EXHIBIT 99.1

 

 

 

Sent via Electronic Delivery to: sgovil@cemtrex.com

 

January 26, 2023

 

Mr. Saagar Govil

Chairman of the Board, CEO, President & Secretary Cemtrex Inc.

276 Greenpoint Ave, Bld 8, Ste 208

Brooklyn, NY 11222

 

Re:Cemtrex Inc. (the “Company”) Nasdaq Symbol: CETXP

 

Dear Mr. Govil:

 

As you are aware, on July 29, 2022, we notified you that, based on the previous 30 consecutive business days, the Company’s listed security no longer met the minimum $1 bid price per share requirement. Therefore, in accordance with our Listing Rules (the “Rules”), the Company was provided 180 calendar days, or until January 24, 2023, to regain compliance.

 

The listed security has not regained compliance with the minimum $1 bid price per share requirement. However, Staff has determined that the Company is eligible for an additional 180 calendar day period,1 or until July 24, 2023, to regain compliance.2 Our determination is based on the Company meeting the continued listing requirement for market value of publicly held shares and all other applicable requirements for initial listing on the Capital Market with the exception of the bid price requirement, and the Company’s written notice of its intention to cure the deficiency during the second compliance period by effecting a reverse stock split, if necessary. If at any time during this additional time period the closing bid price of the Company’s security is at least $1 per share for a minimum of 10 consecutive business days, we will provide written confirmation of compliance and this matter will be closed.3 Please note that if the Company chooses to implement a reverse stock split, it must complete the split no later than ten business days prior to the expiration date in order to timely regain compliance.

 

 

 

1 Listing Rule 5810(c)(3)(A).

2 This second 180 day period relates exclusively to the bid price deficiency. The Company may be delisted during the 180 days for failure to maintain compliance with any other listing requirements for which it is currently on notice or which occurs during this period.
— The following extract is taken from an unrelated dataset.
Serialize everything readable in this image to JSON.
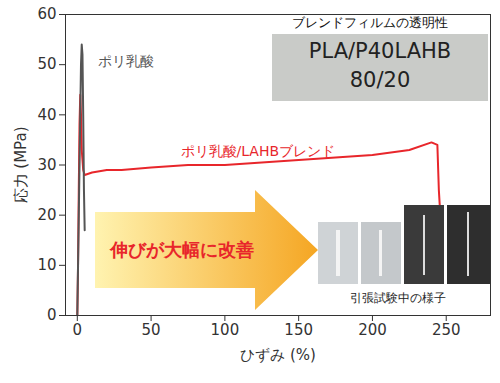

3 Listing Rule 5810(c)(3)(F) states that, “Staff may, in its discretion, require a Company to maintain a bid price of at least $1.00 per share for a period in excess of ten consecutive business days, but generally no more than 20 consecutive business days, before determining that the Company has demonstrated an ability to maintain long-term compliance. In determining whether to require a Company to meet the minimum $1.00 bid price standard beyond ten business days, Staff will consider the following four factors: (i) margin of compliance (the amount by which the bid price is above the $1.00 minimum standard); (ii) trading volume (a lack of trading volume may indicate a lack of bona fide market interest in the security at the posted bid price); (iii) the Market Maker montage (the number of Market Makers quoting at or above $1.00 and the size of their quotes); and, (iv) the trend of the stock price (is it up or down).”

 

 

 

 

 

Mr. Saagar Govil

January 26, 2023

Page 2

 

If compliance cannot be demonstrated by July 24, 2023, Staff will provide written notification that the Company’s securities will be delisted. At that time, the Company may appeal Staff’s determination to a Hearings Panel (the “Panel”). Please note that if the Company appeals it will be asked to provide a plan to regain compliance to the Panel, and that historically Panels have generally viewed a near-term reverse stock split as the only definitive plan acceptable to resolve a bid price deficiency.4

 

In addition, an indicator will continue to be broadcast over Nasdaq’s market data dissemination network noting the Company’s non-compliance. The indicator will be displayed with quotation information related to the Company’s securities on Nasdaq.com, NasdaqTrader.com and by other third-party providers of market data information. Also, a list of all non-compliant Nasdaq companies and the reason(s) for such non-compliance is posted on our website at listingcenter.nasdaq.com. The Company will continue to be included in this list.

 

The Company should consult with counsel regarding disclosure obligations surrounding this letter under the federal securities laws. If you have any questions, please do not hesitate to contact me at + 1 301 978 8072.

 

Sincerely,

 

 

Rachel Scherr

Listing Analyst

Nasdaq Listing Qualifications

 

 

4 Panels do not typically consider a plan that relies on the market reaction to news as a definitive plan.